Opening the proceedings in the gorgeous Leamington Assembly were local duo Coves. Stepping out onto a fog laden stage the band played some pre-recorded backing music which, in time, they began to perform on top of. Initially this was immensely unimpressive. Bands adding some pre-recorded sound to their set is acceptable as it can be difficult for smaller groups to pay and find musicians to help them. However Coves seemed to be actually performing very little and it was doubly annoying that singer Beck Woods, initially, struggled to perform to any reasonable standard. I warmed to the band as their set went on as they have some remarkably strong noise-pop/indie-rock tracks but was ultimately left somewhat unfulfilled by their lacking live set.

Echo and the Bunnymen have earned a awful live reputation in recent years. Ian McCulloch has been accused of turning up to gigs drunk leading to shambolic live performances. The group's latest tour, in which they have been playing through their first two albums Crocodiles and Heaven Up Here seems like an attempt to regain some sort of composure and critical reputation. When the band finally arrived on stage to enthusiastic applause initial signs were very encouraging. 'Opening Up' was played to perfection and sung just as well as it was twenty two years ago. McCulloch fluffed a few lines here and there throughout the performance but generally the entire album was played excellently. In this setting it is evident just how strong Echo and the Bunnymen's early work actually is, there is no dead weight holding down Crocodiles and as such the band played a tight and enjoyable opening to their set. Despite this competency it would be possible to accuse the band of being a little static, each band member barely moved once throughout the set Mccolloch only ever straying from his position to adjust his fan. This is to be expected as, unfortunately, they are getting old and have never really had a reputation for being anything but glum.

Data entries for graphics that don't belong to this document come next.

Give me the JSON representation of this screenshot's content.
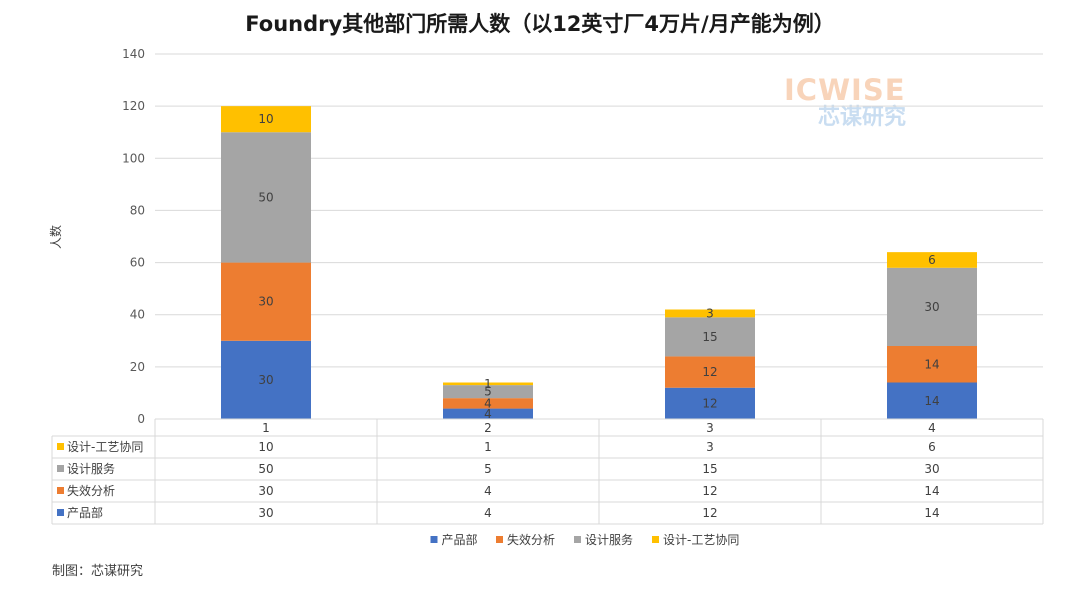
{
  "title": "Foundry其他部门所需人数（以12英寸厂4万片/月产能为例）",
  "source_note": "制图：芯谋研究",
  "watermark": {
    "en": "ICWISE",
    "cn": "芯谋研究"
  },
  "chart_data": {
    "type": "bar",
    "stacked": true,
    "categories": [
      "1",
      "2",
      "3",
      "4"
    ],
    "ylabel": "人数",
    "ylim": [
      0,
      140
    ],
    "yticks": [
      0,
      20,
      40,
      60,
      80,
      100,
      120,
      140
    ],
    "grid": true,
    "legend_position": "bottom",
    "data_table": true,
    "series": [
      {
        "name": "产品部",
        "color": "#4472c4",
        "values": [
          30,
          4,
          12,
          14
        ]
      },
      {
        "name": "失效分析",
        "color": "#ed7d31",
        "values": [
          30,
          4,
          12,
          14
        ]
      },
      {
        "name": "设计服务",
        "color": "#a5a5a5",
        "values": [
          50,
          5,
          15,
          30
        ]
      },
      {
        "name": "设计-工艺协同",
        "color": "#ffc000",
        "values": [
          10,
          1,
          3,
          6
        ]
      }
    ]
  }
}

After the band finished Crocodiles they took a short ten minute break launching straight into Heaven Up Here upon their return. It was encouraging that the group managed to retain the same composure from the first part of the set but also managed to inject an iota of energy into their performance. For once it looked like the group were actually enjoying playing. Ian McCulloch enjoyed talking to the crowd although it became increasingly difficult to discern what he was actually saying. Heaven Up Here is another strong release and it was remarkably refreshing to hear it played in full. The group were lively throughout and their interaction with the die hard fans in the audience was heartening. This had all the hallmarks of a great gig.

Enthused by the reception the band returned for two encores playing the majority of their hits that were not contained on the first two albums. Their strong performance and new found competency remained, although the band sounded a tad rough during the start of 'The Killing Moon'. Despite these minor flaws I'm very pleased to say that Echo and the Bunneymen have successfully become a must see band once again. Ignore all of the bad things you've heard, the group can now perform as well as they ever did.